Une engueulade de sergent instructeur sur des recrues à quatre étoiles. Je trouve cela assez impressionnant. Ces princes parfumés devaient être furax.
Alors que certains diront assurément que Trump a déshonoré l’armée avec sa diatribe, la plupart des soldats sur le terrain seront probablement d’accord avec son opinion sur leurs généraux.

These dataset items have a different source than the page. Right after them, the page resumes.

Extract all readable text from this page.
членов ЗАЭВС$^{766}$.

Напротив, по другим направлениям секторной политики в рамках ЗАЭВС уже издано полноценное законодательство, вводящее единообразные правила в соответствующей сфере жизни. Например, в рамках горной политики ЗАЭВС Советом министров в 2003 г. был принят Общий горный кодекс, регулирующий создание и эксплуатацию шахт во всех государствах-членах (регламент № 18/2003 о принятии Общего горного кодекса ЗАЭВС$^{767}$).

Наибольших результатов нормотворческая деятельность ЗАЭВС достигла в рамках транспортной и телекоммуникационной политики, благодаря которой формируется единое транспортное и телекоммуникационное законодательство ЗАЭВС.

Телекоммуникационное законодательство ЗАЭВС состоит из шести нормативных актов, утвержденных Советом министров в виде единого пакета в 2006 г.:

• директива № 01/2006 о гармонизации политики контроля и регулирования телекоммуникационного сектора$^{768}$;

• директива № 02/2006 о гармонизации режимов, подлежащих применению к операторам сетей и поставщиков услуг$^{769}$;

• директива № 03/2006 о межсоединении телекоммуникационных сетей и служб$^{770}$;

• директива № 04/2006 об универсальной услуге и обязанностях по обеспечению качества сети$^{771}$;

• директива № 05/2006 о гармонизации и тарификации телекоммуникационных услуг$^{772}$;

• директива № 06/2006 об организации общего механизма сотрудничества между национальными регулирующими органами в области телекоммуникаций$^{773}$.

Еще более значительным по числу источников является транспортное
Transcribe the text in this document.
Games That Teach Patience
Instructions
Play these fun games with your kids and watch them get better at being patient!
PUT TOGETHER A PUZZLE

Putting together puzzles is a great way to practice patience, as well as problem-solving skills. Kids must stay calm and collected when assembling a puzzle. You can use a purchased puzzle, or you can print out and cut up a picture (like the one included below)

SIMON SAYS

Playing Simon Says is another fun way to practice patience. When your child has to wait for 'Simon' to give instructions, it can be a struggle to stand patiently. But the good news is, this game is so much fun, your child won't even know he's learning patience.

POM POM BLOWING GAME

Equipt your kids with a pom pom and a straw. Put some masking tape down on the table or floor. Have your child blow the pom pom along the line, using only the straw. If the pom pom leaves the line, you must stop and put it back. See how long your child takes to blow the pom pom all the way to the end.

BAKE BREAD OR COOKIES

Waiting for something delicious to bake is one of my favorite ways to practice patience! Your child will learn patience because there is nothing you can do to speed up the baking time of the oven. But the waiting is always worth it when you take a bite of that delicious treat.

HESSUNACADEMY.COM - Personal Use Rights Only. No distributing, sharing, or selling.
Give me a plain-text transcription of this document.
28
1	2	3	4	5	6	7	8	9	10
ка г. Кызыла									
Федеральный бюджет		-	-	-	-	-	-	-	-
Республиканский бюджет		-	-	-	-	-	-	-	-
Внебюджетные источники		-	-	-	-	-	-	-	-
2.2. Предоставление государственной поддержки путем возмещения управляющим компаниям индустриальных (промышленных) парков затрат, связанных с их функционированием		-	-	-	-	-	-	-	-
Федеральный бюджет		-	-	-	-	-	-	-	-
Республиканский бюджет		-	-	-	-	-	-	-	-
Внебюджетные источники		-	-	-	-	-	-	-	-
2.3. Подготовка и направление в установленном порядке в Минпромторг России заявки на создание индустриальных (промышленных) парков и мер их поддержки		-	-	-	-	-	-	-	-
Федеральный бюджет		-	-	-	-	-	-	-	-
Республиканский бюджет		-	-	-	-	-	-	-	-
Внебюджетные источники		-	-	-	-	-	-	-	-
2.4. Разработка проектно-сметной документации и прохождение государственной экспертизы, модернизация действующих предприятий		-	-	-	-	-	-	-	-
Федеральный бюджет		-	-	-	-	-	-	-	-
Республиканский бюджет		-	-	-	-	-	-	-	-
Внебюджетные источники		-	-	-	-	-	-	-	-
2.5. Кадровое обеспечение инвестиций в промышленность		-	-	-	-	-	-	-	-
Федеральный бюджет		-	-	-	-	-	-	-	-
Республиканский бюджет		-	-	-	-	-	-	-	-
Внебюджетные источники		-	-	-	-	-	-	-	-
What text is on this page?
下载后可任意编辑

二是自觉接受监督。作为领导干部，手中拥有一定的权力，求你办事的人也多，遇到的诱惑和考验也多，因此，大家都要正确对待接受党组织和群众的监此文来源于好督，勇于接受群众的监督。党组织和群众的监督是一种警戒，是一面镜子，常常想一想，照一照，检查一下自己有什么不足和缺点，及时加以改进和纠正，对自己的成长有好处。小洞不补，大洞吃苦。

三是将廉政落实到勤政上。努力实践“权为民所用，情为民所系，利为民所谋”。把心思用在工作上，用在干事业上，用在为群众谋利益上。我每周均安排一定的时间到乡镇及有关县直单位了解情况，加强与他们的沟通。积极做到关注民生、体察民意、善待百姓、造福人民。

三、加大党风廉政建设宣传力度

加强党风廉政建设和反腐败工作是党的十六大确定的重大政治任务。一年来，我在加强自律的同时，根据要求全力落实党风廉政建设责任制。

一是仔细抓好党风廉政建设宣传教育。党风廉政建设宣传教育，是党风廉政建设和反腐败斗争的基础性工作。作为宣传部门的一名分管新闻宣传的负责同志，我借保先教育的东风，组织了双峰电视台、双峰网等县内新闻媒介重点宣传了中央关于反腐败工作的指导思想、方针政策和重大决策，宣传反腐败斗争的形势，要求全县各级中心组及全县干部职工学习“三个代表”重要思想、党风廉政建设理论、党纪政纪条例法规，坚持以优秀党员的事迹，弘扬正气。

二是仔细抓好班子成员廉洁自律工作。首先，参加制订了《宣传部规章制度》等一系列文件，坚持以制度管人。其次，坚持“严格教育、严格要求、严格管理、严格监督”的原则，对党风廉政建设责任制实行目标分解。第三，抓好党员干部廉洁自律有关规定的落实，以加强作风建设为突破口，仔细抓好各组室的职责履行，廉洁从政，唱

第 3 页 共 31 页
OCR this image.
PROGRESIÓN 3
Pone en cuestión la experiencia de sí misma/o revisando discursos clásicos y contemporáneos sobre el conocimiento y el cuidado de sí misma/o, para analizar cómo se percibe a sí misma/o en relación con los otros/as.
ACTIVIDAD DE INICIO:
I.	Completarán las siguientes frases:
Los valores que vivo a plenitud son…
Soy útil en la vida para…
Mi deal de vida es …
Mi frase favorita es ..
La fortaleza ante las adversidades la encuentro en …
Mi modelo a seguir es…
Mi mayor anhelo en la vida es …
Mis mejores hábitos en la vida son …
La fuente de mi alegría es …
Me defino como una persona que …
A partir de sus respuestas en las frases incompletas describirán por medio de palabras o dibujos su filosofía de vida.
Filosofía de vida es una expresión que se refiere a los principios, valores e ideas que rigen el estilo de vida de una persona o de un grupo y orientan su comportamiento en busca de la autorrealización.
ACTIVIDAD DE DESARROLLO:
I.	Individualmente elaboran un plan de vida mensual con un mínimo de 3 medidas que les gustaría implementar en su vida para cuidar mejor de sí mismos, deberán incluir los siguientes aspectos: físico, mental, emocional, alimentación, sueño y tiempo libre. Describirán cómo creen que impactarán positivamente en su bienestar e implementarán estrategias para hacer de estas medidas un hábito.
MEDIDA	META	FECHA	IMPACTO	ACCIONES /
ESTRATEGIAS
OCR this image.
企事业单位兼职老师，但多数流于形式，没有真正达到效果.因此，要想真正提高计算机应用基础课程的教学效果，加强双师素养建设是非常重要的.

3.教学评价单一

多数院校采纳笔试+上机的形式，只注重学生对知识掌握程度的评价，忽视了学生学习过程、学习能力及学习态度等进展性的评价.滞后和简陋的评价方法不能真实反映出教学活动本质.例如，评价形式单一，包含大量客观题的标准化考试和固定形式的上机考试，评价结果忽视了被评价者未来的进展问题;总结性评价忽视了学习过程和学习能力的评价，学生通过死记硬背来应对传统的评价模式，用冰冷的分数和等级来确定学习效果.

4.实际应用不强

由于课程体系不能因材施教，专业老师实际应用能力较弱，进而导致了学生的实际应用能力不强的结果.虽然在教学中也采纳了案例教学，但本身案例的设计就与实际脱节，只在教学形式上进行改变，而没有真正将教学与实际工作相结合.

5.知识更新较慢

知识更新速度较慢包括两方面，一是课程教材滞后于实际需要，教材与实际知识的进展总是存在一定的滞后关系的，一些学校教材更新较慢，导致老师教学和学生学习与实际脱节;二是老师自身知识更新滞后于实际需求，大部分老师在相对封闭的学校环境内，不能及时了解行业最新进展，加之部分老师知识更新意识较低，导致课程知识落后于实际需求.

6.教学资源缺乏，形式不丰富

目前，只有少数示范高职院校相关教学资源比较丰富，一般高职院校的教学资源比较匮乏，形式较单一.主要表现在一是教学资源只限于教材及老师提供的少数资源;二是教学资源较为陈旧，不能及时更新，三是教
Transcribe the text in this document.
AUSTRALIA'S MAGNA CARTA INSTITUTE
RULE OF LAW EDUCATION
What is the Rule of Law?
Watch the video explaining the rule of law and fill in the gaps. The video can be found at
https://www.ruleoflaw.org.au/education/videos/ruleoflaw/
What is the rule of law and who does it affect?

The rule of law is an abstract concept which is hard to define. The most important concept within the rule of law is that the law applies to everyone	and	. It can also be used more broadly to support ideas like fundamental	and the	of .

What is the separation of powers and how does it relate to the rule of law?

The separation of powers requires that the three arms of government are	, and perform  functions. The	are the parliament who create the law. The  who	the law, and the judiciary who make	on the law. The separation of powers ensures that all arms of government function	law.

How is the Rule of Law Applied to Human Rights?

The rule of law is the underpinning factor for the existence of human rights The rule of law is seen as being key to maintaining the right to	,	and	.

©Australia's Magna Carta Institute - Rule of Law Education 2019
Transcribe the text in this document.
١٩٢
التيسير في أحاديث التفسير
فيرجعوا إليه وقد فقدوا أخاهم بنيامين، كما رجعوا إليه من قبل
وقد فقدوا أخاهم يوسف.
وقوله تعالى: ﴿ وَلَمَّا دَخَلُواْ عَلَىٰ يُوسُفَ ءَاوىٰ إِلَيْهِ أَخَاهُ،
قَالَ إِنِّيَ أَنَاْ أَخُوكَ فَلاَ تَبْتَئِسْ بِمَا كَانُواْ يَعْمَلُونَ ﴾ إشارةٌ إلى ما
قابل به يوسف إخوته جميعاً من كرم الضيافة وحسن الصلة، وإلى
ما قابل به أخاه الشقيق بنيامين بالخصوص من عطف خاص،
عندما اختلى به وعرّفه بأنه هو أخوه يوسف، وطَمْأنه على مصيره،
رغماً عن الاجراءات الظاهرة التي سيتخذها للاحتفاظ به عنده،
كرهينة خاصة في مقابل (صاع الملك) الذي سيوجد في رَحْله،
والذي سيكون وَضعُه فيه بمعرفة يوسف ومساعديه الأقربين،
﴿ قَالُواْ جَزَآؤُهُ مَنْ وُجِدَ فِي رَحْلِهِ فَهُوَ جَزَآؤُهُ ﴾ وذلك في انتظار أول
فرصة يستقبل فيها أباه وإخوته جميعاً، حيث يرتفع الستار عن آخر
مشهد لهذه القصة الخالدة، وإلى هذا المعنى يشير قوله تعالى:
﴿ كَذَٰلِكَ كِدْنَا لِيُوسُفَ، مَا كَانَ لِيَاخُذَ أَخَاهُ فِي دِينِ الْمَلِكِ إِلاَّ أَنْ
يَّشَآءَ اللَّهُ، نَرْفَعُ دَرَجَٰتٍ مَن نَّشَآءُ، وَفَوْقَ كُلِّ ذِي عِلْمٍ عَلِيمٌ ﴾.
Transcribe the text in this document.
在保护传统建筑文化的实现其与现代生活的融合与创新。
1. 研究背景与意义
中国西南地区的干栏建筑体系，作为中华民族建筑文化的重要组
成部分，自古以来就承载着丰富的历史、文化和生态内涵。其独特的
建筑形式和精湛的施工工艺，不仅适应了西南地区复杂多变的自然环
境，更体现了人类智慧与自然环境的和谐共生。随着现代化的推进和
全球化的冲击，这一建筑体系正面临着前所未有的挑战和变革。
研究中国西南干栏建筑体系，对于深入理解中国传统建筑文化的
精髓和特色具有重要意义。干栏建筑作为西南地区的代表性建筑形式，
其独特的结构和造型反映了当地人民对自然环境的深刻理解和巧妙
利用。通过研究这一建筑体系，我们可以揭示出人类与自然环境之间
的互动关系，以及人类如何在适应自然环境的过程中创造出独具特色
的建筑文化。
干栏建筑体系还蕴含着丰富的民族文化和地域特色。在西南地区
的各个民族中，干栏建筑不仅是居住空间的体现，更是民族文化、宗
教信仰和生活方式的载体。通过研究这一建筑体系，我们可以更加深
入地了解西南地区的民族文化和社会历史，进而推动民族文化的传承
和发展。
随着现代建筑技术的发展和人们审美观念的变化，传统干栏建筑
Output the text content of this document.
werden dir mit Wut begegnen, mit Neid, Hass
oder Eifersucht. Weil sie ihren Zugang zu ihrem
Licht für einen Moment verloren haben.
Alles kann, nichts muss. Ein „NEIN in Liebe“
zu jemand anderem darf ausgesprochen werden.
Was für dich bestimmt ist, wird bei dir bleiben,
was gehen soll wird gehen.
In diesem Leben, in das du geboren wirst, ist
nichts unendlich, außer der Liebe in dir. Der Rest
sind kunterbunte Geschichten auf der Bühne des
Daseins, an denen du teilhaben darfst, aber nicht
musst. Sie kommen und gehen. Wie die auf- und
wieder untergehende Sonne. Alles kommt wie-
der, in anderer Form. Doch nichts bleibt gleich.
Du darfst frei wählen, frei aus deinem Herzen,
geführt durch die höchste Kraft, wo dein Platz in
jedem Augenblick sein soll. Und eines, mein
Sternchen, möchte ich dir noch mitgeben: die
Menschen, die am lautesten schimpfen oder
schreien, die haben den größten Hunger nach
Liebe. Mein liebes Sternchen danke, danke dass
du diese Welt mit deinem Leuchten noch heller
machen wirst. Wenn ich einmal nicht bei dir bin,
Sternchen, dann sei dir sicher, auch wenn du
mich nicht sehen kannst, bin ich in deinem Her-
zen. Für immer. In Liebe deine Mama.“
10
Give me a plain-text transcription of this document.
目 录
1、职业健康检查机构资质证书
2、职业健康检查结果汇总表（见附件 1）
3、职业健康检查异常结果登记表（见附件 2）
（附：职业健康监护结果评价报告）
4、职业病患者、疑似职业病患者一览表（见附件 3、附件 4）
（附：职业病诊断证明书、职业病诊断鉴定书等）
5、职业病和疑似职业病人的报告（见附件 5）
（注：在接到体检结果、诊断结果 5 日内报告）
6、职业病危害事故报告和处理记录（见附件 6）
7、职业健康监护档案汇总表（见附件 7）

La plupart des andouilles et gonzesses qui se trouvaient dans cette pièce ont depuis été licenciés ou mis à la retraite. Leurs remplaçants sont des béni-oui-oui plus au goût de Trump. Ils n’ont même pas protesté contre la dernière erreur de Trump. Il a chichement loué quelques unités de défense aérienne à l’Arabie saoudite et a tranquillement assassiné Qassem Soleimani en Irak alors que les bases américaines ne disposaient plus de défenses aériennes pour les protéger contre les inévitables représailles.
Les dirigeants anti-Trump de la partie exécutive du triangle (le gouvernement) ont également été supprimés et remplacés par des personnes peu susceptibles de lutter contre lui.
Le troisième côté du triangle, la faction des entreprises, est heureux que Trump ait pressé la Fed d’inonder les marchés avec de l’argent gratuit. À moins que l’inévitable krach boursier ne survienne avant les élections, ce qui est peu probable, ils resteront du côté de Trump.
Avec les trois côtés du triangle de pouvoir enclins à le favoriser ou à rester neutres, Trump semble avoir de bonnes chances de gagner les prochaines élections.
Ceci à la condition qu’il ne continue pas de suivre les conseils des néocons avec un mauvais palmarès, et ne commence, par pure stupidité, une guerre contre l’Iran.